Being an analyst you will often come across various data patterns, a variable can be said to have an outlier if its value is quite extreme.
Now what does quite extreme mean? It means that the value of the variable that is far away from the mean of the variable and does not contribute to the overall understanding of the variable.
We can understand this further with the help of an example: The sample average weight of 100 working males between 25-35 years of age in Gurugram is 96kgs and there are two males with the weight 180kgs and 49kgs, we would call these an outlier. They both are extreme values and do not give a clear picture about our population.
Why are outliers bad? Well, having said the example above, while using the variable to analyse a business problem, an outlier can make your data biased and statistically unstable.

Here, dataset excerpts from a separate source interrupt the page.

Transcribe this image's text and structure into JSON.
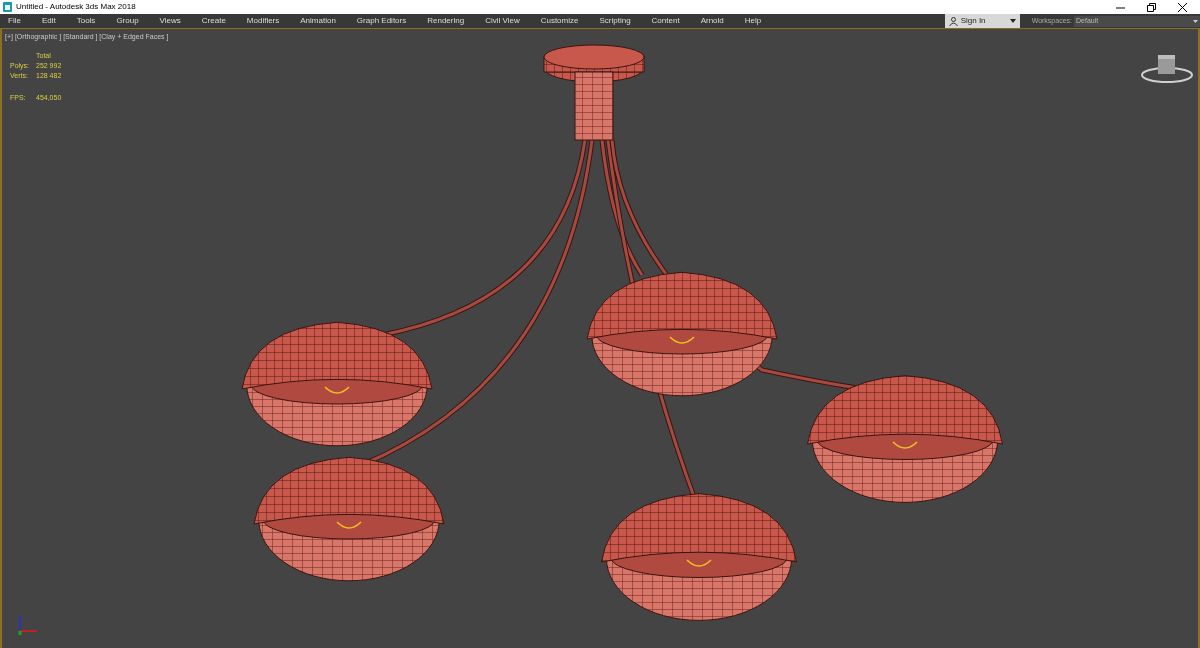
{
  "window": {
    "title": "Untitled - Autodesk 3ds Max 2018"
  },
  "menu": [
    "File",
    "Edit",
    "Tools",
    "Group",
    "Views",
    "Create",
    "Modifiers",
    "Animation",
    "Graph Editors",
    "Rendering",
    "Civil View",
    "Customize",
    "Scripting",
    "Content",
    "Arnold",
    "Help"
  ],
  "sign_in": {
    "label": "Sign In"
  },
  "workspaces": {
    "label": "Workspaces:",
    "value": "Default"
  },
  "viewport": {
    "label": "[+] [Orthographic ] [Standard ] [Clay + Edged Faces ]",
    "stats": {
      "header": "Total",
      "rows": [
        {
          "label": "Polys:",
          "value": "252 992"
        },
        {
          "label": "Verts:",
          "value": "128 482"
        }
      ],
      "fps": {
        "label": "FPS:",
        "value": "454,050"
      }
    }
  }
}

|Without Outlier||With Outlier|
An outlier could exist in the data as manual data entry error or may exist naturally or may arise as a result of the wrong-calculation while calculating it. In any case it must be properly treated for the analysis.
Ways to treat an outlier:
- Delete the outlier: simply removing the outlier from your sample data can easily fix the problem. But this can only be used if they form a very small percentage of your data example less than 2%.
- Capping and Flooring: this can be done by putting a cap or floor on the maximum and minimum value. For example capping all the value greater than the 80th percentile at the 80th percentile and likewise flooring all the values less than the 20th percentile at 20th
- Transforming: log transformation can also be good fix to the problem of outliers, Natural log also reduces the variation caused by the extreme value.